AFLPA CEO Paul Marsh thanked the players for their commitment to the game in striking a revised CBA.
“We believe this is a fair deal that recognises the role that players continue to play in driving the industry forward despite the ongoing challenges posed by COVID-19,” Marsh said.
“The players take their partnership with the industry very seriously, and the outcome of the revised CBA reflects that, whilst minimising the impact on individual player salaries.
“Importantly, there will be no funding cuts to the programs and services that support the mental
health and off field development of players, as well as the injury fund to support our past players.
“In what was an incredibly challenging year for everyone, I’d like to thank the players for their willingness to buy into everything that was thrown at them whilst we worked through a series of complex issues throughout the year, and to Gill and the AFL for importance placed on the playing group in striking a fair deal for players and the game.”

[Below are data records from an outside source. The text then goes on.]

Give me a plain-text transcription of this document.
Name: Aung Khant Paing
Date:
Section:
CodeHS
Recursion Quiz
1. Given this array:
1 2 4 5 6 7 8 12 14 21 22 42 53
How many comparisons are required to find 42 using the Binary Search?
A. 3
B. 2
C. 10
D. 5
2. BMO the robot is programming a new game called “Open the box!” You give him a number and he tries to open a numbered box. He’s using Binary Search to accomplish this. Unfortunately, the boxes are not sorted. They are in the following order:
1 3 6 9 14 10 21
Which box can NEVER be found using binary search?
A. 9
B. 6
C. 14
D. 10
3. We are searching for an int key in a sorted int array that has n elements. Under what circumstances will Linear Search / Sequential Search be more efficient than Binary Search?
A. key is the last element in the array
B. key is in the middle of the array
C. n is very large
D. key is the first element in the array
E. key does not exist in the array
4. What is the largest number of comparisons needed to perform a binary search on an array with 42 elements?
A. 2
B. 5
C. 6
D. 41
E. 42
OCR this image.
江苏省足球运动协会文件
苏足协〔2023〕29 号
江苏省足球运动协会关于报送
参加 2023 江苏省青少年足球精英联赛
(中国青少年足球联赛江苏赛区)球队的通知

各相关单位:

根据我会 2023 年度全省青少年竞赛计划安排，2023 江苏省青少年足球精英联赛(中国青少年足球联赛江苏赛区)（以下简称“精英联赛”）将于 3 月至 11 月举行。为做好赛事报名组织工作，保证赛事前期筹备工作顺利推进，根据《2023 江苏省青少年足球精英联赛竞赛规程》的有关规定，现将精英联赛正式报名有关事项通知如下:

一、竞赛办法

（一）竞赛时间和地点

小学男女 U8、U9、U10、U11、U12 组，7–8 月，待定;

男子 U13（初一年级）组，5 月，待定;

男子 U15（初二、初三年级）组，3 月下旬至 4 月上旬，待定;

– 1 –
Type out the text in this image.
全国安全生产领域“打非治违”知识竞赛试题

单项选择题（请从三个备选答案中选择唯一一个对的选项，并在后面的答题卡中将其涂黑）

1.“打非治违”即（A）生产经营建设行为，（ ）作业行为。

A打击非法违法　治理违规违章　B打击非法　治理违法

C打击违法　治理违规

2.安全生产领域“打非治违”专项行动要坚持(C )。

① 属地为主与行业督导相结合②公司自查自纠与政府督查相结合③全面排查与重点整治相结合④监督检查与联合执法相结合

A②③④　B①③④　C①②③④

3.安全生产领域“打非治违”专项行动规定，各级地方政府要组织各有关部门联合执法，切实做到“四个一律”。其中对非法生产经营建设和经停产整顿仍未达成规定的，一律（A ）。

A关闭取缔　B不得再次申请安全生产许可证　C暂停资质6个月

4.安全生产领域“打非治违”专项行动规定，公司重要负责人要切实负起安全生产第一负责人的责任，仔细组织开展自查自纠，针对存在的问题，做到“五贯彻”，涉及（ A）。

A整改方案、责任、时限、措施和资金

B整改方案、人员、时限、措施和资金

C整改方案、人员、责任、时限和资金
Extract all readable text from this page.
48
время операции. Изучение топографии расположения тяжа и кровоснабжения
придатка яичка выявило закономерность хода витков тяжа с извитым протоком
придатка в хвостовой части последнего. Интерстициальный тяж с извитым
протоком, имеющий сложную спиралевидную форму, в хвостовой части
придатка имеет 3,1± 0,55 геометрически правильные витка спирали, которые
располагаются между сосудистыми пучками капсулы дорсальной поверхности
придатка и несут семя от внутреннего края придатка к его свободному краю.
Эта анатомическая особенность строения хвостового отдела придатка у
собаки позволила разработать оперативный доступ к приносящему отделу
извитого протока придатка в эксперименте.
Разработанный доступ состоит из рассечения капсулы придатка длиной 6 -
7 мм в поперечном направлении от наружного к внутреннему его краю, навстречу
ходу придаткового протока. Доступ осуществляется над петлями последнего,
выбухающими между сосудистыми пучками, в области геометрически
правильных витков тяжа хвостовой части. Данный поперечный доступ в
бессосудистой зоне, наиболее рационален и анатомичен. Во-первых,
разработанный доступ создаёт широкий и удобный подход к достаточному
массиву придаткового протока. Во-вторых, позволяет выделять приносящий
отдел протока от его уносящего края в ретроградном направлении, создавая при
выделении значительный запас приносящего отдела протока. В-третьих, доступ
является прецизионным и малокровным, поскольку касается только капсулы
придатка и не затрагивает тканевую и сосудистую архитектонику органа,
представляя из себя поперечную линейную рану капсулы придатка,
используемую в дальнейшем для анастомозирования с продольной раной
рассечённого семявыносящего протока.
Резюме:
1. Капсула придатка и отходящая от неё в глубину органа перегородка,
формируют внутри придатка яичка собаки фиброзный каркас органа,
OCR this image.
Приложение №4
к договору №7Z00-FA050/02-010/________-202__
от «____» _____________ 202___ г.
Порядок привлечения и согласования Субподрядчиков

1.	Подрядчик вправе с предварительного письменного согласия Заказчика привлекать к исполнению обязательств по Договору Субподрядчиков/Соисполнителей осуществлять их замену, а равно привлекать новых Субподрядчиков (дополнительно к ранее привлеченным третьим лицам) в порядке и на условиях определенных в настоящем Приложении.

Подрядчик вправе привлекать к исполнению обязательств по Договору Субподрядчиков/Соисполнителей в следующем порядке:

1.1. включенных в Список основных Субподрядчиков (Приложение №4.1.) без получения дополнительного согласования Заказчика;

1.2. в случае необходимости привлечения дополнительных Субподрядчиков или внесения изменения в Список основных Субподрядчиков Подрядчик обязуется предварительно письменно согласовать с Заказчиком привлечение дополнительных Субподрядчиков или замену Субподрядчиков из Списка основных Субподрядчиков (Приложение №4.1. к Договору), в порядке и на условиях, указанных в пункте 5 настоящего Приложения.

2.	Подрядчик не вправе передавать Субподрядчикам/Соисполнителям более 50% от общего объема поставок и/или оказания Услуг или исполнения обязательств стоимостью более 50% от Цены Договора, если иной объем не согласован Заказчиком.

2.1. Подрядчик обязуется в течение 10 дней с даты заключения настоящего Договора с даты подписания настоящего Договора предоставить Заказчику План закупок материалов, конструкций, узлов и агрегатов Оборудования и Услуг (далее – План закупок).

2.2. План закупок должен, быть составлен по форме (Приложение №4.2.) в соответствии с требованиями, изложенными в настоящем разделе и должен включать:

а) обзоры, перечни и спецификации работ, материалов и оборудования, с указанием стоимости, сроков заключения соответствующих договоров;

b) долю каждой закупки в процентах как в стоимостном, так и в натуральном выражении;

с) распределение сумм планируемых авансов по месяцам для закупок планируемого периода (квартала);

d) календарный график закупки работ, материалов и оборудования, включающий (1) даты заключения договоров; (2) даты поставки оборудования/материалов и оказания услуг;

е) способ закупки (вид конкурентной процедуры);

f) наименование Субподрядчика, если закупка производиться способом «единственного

AFL Chief Executive Officer Gillon McLachlan welcomed the variation for 2021 and thanked AFLPA CEO Paul Marsh and AFL players for their whole-hearted collaboration throughout the 2020 season and their willingness to work with the AFL and clubs to prepare for 2021.
“I want to thank Paul and all the players for the sacrifices they made this year and their ongoing willingness to ensure our industry remains sustainable and strong as we continue to work our way through the ongoing challenges created by the Covid pandemic,” McLachlan said.
“Our players have been fantastic in their approach to the game and while everyone across the industry has had to endure some pain, we recognise the importance of the players and the need to ensure we have a system that continues to attract and retain the best athletes in the land.”